Mais cette appréhension purement académique de la fonction de juger a très rapidement été complétée par une approche plus concrète du monde judiciaire au bénéfice des différentes responsabilités que ma qualité de juriste-universitaire m'a conduite à exercer. De façon sans doute relativement anecdotique mais néanmoins marquante, c'est cette qualité qui a justifié ma nomination comme présidente des sections disciplinaires des différents établissements auxquels j'ai été affectée. Cette fonction disciplinaire, que j'ai exercée pendant plusieurs années, m'a permis de me confronter concrètement à la fonction de juger, ce qui me donne une idée de la responsabilité qui incombe au CSM dans l'exercice de sa mission disciplinaire.

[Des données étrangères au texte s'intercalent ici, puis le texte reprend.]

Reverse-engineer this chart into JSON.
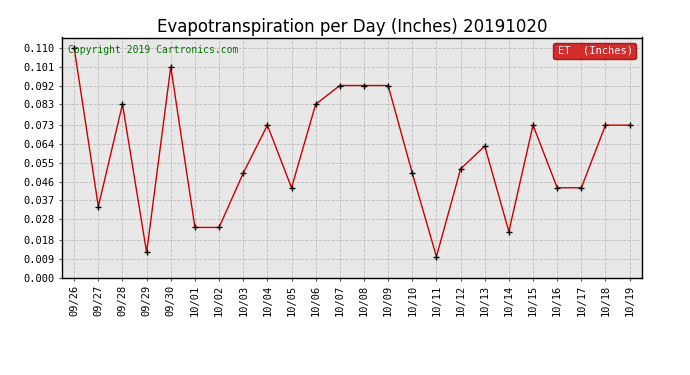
{
  "title": "Evapotranspiration per Day (Inches) 20191020",
  "copyright_text": "Copyright 2019 Cartronics.com",
  "legend_label": "ET  (Inches)",
  "legend_bg": "#cc0000",
  "legend_text_color": "#ffffff",
  "line_color": "#cc0000",
  "marker_color": "#000000",
  "background_color": "#e8e8e8",
  "grid_color": "#bbbbbb",
  "border_color": "#000000",
  "x_labels": [
    "09/26",
    "09/27",
    "09/28",
    "09/29",
    "09/30",
    "10/01",
    "10/02",
    "10/03",
    "10/04",
    "10/05",
    "10/06",
    "10/07",
    "10/08",
    "10/09",
    "10/10",
    "10/11",
    "10/12",
    "10/13",
    "10/14",
    "10/15",
    "10/16",
    "10/17",
    "10/18",
    "10/19"
  ],
  "y_values": [
    0.11,
    0.034,
    0.083,
    0.012,
    0.101,
    0.024,
    0.024,
    0.05,
    0.073,
    0.043,
    0.083,
    0.092,
    0.092,
    0.092,
    0.05,
    0.01,
    0.052,
    0.063,
    0.022,
    0.073,
    0.043,
    0.043,
    0.073,
    0.073
  ],
  "y_ticks": [
    0.0,
    0.009,
    0.018,
    0.028,
    0.037,
    0.046,
    0.055,
    0.064,
    0.073,
    0.083,
    0.092,
    0.101,
    0.11
  ],
  "y_tick_labels": [
    "0.000",
    "0.009",
    "0.018",
    "0.028",
    "0.037",
    "0.046",
    "0.055",
    "0.064",
    "0.073",
    "0.083",
    "0.092",
    "0.101",
    "0.110"
  ],
  "ylim": [
    0.0,
    0.115
  ],
  "title_fontsize": 12,
  "axis_fontsize": 7.5,
  "copyright_fontsize": 7,
  "figsize": [
    6.9,
    3.75
  ],
  "dpi": 100
}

Dans mes responsabilités scientifiques, j'ai été amenée à travailler avec des magistrats et pour des magistrats. J'appartiens notamment à un consortium européen qui mêle des universitaires et des écoles nationales de formation des magistrats, et qui est chargé de sensibiliser les juges à l'incidence de la Charte des droits fondamentaux de l'Union européenne sur leur office. Je crois pouvoir dire que ces expériences m'ont permis de mieux comprendre les magistrats et les conditions dans lesquelles ils exercent leur mission.

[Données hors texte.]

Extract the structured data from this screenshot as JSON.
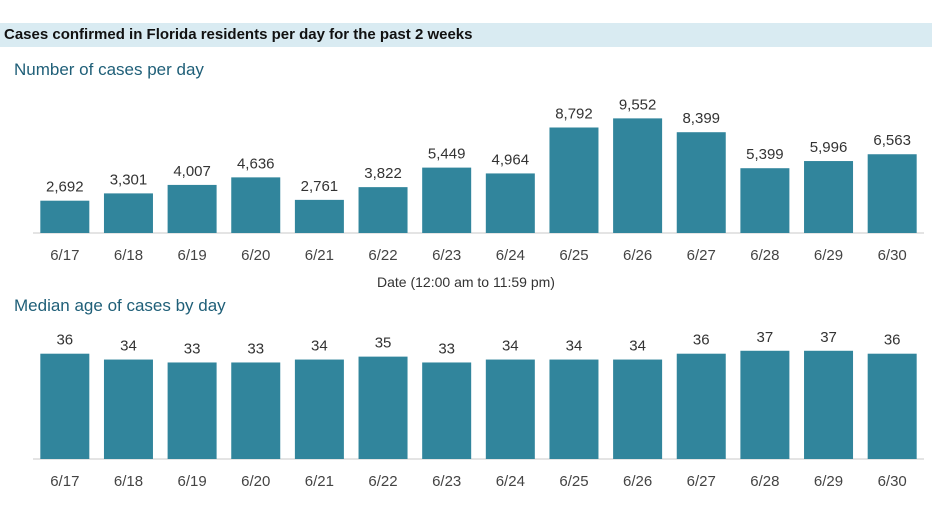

Enfin, dans l'exercice de mes responsabilités institutionnelles, j'ai pu appréhender certaines des grandes problématiques que rencontrent les juridictions et la magistrature. Comme présidente de la Conférence des doyens, j'ai travaillé avec les directeurs successifs de l'École nationale de la magistrature (ENM) sur les questions liées au recrutement initial des magistrats. En outre, je suis membre du Conseil national du droit qui est chargé d'une mission de réflexion et de proposition sur l'enseignement du droit, sur la formation et sur l'emploi des juristes. C'est une instance à laquelle les universités mais aussi les principales professions juridiques et judiciaires participent. Nous travaillons de concert sur des sujets comme la féminisation du monde judiciaire ou la pacification des relations entre magistrats et avocats. Ainsi, même si je suis loin d'être une experte du statut de la magistrature, suis-je néanmoins sensibilisée à certains enjeux qui touchent le corps judiciaire. Je suis naturellement prête à m'investir pleinement pour acquérir les connaissances et les compétences qui me manquent encore pour exercer au mieux les missions du CSM si j'y suis nommée.

Je suis une juriste, assurément, mais c'est principalement depuis le monde universitaire que j'ai développé mes relations avec le monde judiciaire. Ce serait un honneur d'intégrer le CSM pour désormais renforcer mes liens avec la justice, au service de la justice française et de la communauté nationale. Je vous remercie de votre attention et je suis prête à répondre à vos questions.